Мужик поди не устоял бы от такой примочки. Теща присела, на миг коснулась земли клешнями рук, но сразу шмыгнула в калитку, изнутри задвинула засов.
– Врешь! – кричал Юрий Алексеевич, не помня себя, и колотил кулаками в калитку. – Врешь, стерва!
Из соседнего дома вышел старик. Шаркая подшитыми пимами, подошел ближе.
– Чо стряслося, служивый? – спросил он. Пригляделся, всплеснул руками: – Неужто Козочкин? Юрий Лексеич и есть! Вон чо… вон чо… Дык пошто сердце-то рвать? Плюнь. Дочку она схоронила, Клавка-то, и взамуж подалась. Я и говорю – плюнь.
Юрий Алексеевич притих, слушал его с поразительным спокойствием, какое бывает у людей в минуты крайнего отчаяния, когда ничего хуже случиться уже не может. «Ишь, рассуждает, – зло подумал он о старике. – Дочку схоронила. Взамуж подалась. Плюнь… Не свое горето». Козочкин надвинул шапку, поковылял прочь. Не сознавая, зачем, на кольцевой остановке сел в трамвай, вернулся на пермский вокзал. В вокзальной толчее приткнулся в углу. Он прозяб, его бил внутренний озноб. Так стоял он долго, даже не пытаясь где-то присесть, спокойно обдумать положение. Под черепом ворочалась бесформенная чертовщина озлобления и ненависти к теще, к жене, ко всем на свете. Целая нога ныла от непривычной нагрузки, голова кружилась, в горле – тошнота.

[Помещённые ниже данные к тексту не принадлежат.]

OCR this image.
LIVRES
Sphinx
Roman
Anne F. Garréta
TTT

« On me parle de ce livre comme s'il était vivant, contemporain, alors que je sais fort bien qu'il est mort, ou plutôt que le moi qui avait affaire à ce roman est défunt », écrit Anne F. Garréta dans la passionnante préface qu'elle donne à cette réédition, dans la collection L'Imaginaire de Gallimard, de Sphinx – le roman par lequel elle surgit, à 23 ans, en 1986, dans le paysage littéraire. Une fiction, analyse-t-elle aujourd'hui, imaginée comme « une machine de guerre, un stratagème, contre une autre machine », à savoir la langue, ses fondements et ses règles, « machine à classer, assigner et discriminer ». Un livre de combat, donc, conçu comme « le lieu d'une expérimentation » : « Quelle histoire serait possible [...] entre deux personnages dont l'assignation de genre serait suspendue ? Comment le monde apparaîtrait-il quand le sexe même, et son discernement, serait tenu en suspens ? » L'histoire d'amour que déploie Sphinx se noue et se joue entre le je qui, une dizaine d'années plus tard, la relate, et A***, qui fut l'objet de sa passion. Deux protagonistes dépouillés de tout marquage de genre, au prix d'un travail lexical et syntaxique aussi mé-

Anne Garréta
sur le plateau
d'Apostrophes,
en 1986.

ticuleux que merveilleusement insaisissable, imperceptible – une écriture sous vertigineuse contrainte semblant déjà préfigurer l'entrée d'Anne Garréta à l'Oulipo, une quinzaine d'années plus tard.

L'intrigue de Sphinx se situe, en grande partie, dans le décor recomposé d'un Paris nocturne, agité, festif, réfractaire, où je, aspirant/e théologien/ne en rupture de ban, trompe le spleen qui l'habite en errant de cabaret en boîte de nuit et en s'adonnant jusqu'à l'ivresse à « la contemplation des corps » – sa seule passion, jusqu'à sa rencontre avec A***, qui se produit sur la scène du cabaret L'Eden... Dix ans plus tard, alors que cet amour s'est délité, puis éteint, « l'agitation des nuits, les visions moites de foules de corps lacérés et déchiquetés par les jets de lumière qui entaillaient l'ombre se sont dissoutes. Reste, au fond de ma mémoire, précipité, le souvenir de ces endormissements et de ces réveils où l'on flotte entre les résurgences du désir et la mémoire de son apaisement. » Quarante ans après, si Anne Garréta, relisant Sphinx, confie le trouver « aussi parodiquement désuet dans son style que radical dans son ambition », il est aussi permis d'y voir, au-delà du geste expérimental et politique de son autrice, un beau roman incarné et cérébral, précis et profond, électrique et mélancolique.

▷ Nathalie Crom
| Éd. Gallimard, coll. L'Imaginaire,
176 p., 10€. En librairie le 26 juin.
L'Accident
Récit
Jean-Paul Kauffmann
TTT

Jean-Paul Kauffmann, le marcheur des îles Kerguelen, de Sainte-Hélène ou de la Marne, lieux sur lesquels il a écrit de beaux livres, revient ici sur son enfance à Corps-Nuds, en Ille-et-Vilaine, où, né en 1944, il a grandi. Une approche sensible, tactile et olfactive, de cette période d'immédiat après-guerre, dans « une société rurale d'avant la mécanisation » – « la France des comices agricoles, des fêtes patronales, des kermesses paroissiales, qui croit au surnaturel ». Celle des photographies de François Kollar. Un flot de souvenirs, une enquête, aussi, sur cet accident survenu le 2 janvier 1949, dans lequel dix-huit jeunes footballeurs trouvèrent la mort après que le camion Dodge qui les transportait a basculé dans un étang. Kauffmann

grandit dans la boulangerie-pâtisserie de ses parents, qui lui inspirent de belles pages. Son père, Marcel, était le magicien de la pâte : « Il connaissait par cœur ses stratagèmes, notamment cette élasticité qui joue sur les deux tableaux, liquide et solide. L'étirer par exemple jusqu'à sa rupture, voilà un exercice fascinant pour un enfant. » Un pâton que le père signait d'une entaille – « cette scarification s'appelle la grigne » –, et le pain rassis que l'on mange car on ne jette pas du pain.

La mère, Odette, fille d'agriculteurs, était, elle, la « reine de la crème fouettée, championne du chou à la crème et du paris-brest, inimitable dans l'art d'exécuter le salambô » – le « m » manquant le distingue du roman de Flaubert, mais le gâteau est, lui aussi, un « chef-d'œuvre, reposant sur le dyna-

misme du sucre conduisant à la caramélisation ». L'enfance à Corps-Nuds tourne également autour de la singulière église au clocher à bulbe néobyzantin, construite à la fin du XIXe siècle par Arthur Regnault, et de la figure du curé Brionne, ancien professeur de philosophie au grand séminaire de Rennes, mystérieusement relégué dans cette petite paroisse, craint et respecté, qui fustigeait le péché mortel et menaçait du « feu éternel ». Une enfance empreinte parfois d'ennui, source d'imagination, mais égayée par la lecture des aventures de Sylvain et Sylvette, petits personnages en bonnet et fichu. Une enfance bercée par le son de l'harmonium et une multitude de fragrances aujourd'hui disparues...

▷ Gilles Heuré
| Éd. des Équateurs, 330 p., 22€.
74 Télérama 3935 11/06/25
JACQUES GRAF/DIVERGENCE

Рядом на скамейке баба в дубленом полушубке, закутанная в пуховую шаль, и подросток в заячьем треухе и фетровых бурках с чужой ноги, разложив мешок, уплетали розоватое на срезе сало с хлебом и луком. Подросток время от времени поднимал глаза на безногого солдата. Баба проследила его взгляд, обернулась на Козочкина и прикрыла сало холстинкой. Юрий Алексеевич догадался, что он невольно пялился на жратву, и сконфуженно отвернулся. «Сволочь, – подумал о бабе. – Спекулянтка». Он не ел со вчерашнего дня и вспомнил об этом только сейчас. До зелени в глазах захлебнулся обидой и злобой на укравших у него мешок, на всех этих людей вокруг него, что бестолково двигались, толкались, ругались, жевали, лежали и сидели на скамейках и полу. Без всякой связи с предыдущим ругнул главврача госпиталя – сухонького старикашку в пенсне – за бодренькое напутствие: «Выше голову, солдат!» Хотя сам же, паразит, и отхватил ему ногу. Недобро припомнил лейтенанта, что орал, вытаращив глаза: «За мной! Родина нас не забудет!» И Козочкин, глядя на него, поперся вперед других и тоже что-то орал. В том бою лейтенант навсегда лег грудью на землю, раскинув руки. А солдат Юрка Козочкин – без ноги. Калека. Допрыгался! Юрий Алексеевич не заметил, как перенял слова и мысли ненавистной ему тещи.
Проходили патрули с красными повязками, взглянули на Козочкина, приостановились. Разглядели, что солдат без ноги, прошли мимо. Юрий Алексеевич криво усмехнулся: «Подумали – дезертир. Вот гады!»
Вся вокзальная кутерьма на миг затихла, насторожилась и, сразу подхватив узлы, корзины, сундуки, слепой массой ринулась в широкие двери, на перрон. Вокзал опустел в считанные минуты. Заглушая рев толпы, через открытые двери вокзала ворвался грохот подходившего поезда. Козочкин сел на освободившуюся скамейку, вытянул занемевшую ногу, подобрал костыль и сразу задремал, отвалившись на спинку сиденья. Очнулся от боли в пояснице, поморщился. Вокзал, заполненный народом, тихо гудел. За окнами – ночь.
У ног Козочкина на сундуке сидел шустрый мужичонка, на коленях держал корзину, завязанную сверху платком.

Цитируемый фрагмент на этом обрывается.